Monday, January 23rd, 2006 05:04 pm (UTC)
This is really just convincing me more and more that people have gotten too far away from their roots.

In general, I agree. In specific, I have a weirder disconnect. The squickiness usually happens to me with anything dead unless it's a matter of necessity to deal with it. On the rare occasions that I'm personally craving meat, I'd far rather deal with a chunk of deer dripping into a fire than styrofoam-packaged sanitized ground anything. I'm beginning to wonder if it isn't a personal ethics and spirituality thing *closer* to my roots to not want to deal with it in this mass-produced factory farm system, or if I just got desensitized oddly during the ass-poor years in my early childhood when we were pretty much living at the shorehome and we'd catch and clean fish to eat so we wouldn't starve.

Sorry I've been harping on food so much lately. I'm trying to sort out my own feelings on food and prepackaged and dead things and such as my diet is naturally shifting and I'm floundering at people like my co-workers I go out to eat with who can't understand dietary restrictions without a 100% true all the time with a label they've heard of before explanation, even if I state health reasons. It's getting bizarre and annoying me and I'm sure I'll drag the ranting to my own journal at some point.
Monday, January 23rd, 2006 05:10 pm (UTC)
Hmm, that's a good point. In your case, I think that's probably very true... in my housemate's case, quite the opposite. Personally, I'm almost addicted to chicken and the person that gets between me and Venison or Buffalo is liable to get a chunk taken out of them, but the real staples of my diet are probably potatoes, cheese, and pasta. Possibly rice and vegetables too at times, though I haven't made a rice dish in quite a while now. But I really couldn't imagine going vegetarian. Hell, the last vegetarian chili I tried eating almost made me throw up. Then again, I'm not really a fan of mushrooms, and I'm pretty sure it was a form of processed mushroom that was the meat substitute in that, judging by the texture.

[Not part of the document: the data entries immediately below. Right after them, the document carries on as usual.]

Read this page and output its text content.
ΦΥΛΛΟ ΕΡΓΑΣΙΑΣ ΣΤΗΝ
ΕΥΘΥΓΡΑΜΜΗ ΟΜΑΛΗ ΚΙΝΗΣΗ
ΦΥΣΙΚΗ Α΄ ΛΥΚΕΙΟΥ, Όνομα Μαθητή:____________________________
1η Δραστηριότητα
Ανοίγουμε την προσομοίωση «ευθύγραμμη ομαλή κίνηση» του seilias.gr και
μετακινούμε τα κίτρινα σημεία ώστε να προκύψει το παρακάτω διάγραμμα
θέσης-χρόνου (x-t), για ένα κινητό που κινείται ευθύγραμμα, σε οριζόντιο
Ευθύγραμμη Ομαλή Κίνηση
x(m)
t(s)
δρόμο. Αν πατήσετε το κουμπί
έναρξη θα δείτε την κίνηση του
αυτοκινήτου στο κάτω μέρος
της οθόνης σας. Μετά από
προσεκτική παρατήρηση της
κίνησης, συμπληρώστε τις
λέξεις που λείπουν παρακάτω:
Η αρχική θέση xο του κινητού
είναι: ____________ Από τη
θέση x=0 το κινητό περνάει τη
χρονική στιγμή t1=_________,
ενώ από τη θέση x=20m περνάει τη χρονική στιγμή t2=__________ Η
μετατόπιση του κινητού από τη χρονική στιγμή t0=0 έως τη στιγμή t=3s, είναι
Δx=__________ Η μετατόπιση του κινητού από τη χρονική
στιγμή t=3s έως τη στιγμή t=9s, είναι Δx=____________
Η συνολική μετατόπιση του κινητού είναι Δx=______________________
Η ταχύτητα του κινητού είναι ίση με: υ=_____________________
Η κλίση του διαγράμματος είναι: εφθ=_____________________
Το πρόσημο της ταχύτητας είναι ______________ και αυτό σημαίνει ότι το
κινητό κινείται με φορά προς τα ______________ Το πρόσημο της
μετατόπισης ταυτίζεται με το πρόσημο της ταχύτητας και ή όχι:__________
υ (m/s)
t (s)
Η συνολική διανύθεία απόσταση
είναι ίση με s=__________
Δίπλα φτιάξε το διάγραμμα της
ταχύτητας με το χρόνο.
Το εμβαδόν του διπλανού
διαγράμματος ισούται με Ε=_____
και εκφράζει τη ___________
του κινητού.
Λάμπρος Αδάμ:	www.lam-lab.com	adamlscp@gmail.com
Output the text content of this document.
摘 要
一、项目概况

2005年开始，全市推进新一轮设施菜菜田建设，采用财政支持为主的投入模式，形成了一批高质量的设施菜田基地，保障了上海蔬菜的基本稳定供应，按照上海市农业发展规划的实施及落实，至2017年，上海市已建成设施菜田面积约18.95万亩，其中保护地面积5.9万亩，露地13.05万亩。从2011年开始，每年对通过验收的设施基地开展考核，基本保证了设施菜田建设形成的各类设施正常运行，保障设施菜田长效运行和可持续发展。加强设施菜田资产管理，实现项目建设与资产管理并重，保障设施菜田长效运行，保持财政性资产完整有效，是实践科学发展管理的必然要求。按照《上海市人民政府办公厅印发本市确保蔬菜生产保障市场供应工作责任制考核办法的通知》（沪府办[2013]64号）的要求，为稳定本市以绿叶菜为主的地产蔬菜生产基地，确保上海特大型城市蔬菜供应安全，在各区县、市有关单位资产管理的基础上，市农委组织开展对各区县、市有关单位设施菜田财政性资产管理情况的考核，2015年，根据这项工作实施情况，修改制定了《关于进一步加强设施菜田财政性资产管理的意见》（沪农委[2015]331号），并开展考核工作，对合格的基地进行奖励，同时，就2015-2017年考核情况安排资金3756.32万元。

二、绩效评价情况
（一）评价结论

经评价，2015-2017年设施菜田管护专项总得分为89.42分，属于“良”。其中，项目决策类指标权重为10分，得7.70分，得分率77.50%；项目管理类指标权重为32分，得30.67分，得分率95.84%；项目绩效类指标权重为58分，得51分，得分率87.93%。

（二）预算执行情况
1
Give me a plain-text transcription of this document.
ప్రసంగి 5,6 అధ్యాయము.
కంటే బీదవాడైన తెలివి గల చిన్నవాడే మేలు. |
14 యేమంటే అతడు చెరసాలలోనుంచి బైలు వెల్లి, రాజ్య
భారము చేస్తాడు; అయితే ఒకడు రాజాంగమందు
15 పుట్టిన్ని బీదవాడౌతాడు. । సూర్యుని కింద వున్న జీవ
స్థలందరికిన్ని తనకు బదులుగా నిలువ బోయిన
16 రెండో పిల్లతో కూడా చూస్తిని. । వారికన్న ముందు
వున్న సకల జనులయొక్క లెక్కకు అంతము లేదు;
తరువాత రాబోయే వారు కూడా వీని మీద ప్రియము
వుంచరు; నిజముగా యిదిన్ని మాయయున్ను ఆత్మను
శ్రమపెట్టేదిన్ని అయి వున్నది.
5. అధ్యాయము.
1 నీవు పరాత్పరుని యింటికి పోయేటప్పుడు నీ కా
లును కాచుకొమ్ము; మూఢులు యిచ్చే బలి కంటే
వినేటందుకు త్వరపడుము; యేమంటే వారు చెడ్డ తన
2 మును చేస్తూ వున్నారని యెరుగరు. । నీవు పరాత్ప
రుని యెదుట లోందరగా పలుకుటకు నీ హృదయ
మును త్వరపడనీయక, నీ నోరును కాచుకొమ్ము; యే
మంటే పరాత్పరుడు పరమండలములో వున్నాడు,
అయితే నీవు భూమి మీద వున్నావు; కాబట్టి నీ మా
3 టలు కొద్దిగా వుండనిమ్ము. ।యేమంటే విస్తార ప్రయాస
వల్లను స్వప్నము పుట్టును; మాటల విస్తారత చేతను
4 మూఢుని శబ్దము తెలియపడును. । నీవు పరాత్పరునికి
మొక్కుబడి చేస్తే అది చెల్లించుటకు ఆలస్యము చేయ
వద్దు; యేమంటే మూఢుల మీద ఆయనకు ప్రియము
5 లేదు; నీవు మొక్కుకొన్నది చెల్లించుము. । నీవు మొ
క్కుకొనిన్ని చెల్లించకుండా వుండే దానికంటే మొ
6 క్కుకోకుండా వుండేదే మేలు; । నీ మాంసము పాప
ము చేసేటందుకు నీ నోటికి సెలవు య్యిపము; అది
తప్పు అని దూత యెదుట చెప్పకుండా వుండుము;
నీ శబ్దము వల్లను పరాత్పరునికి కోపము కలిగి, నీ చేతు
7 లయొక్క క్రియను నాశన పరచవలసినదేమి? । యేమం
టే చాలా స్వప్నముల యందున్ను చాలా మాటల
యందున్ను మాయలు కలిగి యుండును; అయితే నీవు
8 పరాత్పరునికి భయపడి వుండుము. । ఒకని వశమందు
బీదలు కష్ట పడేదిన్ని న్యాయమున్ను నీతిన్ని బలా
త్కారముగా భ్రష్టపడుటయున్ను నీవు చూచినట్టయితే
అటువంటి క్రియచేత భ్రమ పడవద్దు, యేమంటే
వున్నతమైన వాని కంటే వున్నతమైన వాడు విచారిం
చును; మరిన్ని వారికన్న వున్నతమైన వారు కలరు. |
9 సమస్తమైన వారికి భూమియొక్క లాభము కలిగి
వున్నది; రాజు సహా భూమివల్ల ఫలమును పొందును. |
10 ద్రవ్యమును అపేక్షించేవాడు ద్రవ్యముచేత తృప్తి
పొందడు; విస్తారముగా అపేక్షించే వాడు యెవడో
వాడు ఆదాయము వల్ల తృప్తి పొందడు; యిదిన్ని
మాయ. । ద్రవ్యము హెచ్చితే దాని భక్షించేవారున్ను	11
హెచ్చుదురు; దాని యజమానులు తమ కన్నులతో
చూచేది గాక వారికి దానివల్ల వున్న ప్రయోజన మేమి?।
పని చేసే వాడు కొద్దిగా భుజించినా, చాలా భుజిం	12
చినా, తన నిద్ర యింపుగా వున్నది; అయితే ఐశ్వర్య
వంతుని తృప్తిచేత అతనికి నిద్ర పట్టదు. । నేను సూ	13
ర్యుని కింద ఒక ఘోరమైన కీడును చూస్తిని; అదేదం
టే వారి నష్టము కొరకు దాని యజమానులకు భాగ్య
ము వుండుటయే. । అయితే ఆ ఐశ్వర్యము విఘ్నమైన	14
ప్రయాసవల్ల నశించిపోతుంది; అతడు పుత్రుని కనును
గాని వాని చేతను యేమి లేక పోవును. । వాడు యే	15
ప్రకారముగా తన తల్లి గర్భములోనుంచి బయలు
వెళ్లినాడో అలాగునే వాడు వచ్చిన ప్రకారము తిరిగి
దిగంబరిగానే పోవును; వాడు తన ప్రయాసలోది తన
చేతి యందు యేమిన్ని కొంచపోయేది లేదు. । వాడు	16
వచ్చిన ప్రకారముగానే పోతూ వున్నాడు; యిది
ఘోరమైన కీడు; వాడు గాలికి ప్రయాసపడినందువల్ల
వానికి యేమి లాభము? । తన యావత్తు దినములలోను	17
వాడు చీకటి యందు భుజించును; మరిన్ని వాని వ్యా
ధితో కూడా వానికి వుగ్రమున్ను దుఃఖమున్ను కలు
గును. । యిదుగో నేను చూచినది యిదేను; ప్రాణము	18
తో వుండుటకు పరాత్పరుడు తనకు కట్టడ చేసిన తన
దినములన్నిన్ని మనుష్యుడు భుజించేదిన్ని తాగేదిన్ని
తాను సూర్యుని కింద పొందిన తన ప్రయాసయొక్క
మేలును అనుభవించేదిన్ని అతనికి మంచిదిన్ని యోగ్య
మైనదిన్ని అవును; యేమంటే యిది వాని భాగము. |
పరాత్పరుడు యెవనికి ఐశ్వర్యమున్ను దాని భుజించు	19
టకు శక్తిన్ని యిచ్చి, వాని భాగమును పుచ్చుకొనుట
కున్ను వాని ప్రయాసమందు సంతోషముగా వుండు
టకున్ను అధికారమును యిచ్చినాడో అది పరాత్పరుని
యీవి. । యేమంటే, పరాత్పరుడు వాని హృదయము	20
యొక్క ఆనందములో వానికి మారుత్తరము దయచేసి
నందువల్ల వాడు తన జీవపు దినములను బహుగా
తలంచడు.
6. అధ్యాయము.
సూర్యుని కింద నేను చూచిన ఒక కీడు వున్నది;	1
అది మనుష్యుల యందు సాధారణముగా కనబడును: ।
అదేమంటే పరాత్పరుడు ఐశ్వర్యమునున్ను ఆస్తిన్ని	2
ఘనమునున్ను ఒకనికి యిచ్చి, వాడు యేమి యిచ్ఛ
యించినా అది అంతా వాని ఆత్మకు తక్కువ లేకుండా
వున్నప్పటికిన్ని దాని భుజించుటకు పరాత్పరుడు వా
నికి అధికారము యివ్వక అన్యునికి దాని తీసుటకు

And hey, don't worry about it, harping on food is fun and entertaining. I really have been meaning to get into talking about it more again, I'm *trying* to persuade myself to more back towards more wholefoods again now that I'm more or less settled in the area. Just need to get a job so I can actually afford them, as opposed to the cheapo pastas I generally pick up.
Monday, January 23rd, 2006 05:19 pm (UTC)
Mm. I manage the more-whole-foods diet by saving what I can where I can on cheapo pastas and mystery vegetables from the asian market. It's a rather maddening balancing act that requires going to far too many stores. Bleah.
Monday, January 23rd, 2006 05:22 pm (UTC)
Hehe, actually i did manage to pick up a lot of organic whole-wheat pasta from Giant recently... it was on sale, ten packs for ten dollars. I could have also gotten ten cans of tomato sauce for ten dollars, but it was a brand I hadn't tried before and I only got two of those and the rest of a brand I knew. As it turned out they were excellent. Definitely going to have to keep an eye out for that sort of sale again.
Monday, January 23rd, 2006 05:26 pm (UTC)
Just watch out if you're going to buy the only-ten-cents-more-expensive new brands of organic anything; they've recently changed the laws to be far more lax about what can be called organic in the US, and a lot of companies are realising they can squeeze profit margin out of ever so slightly improving the production process and then charging more to stick a Friendly label on it. It *is* slightly better, but sometimes it just doesn't seem to be enough to be worth it.

Like the Safeway cookies I saw the other day containing Organic Modified Somethingorother. huhWHAT?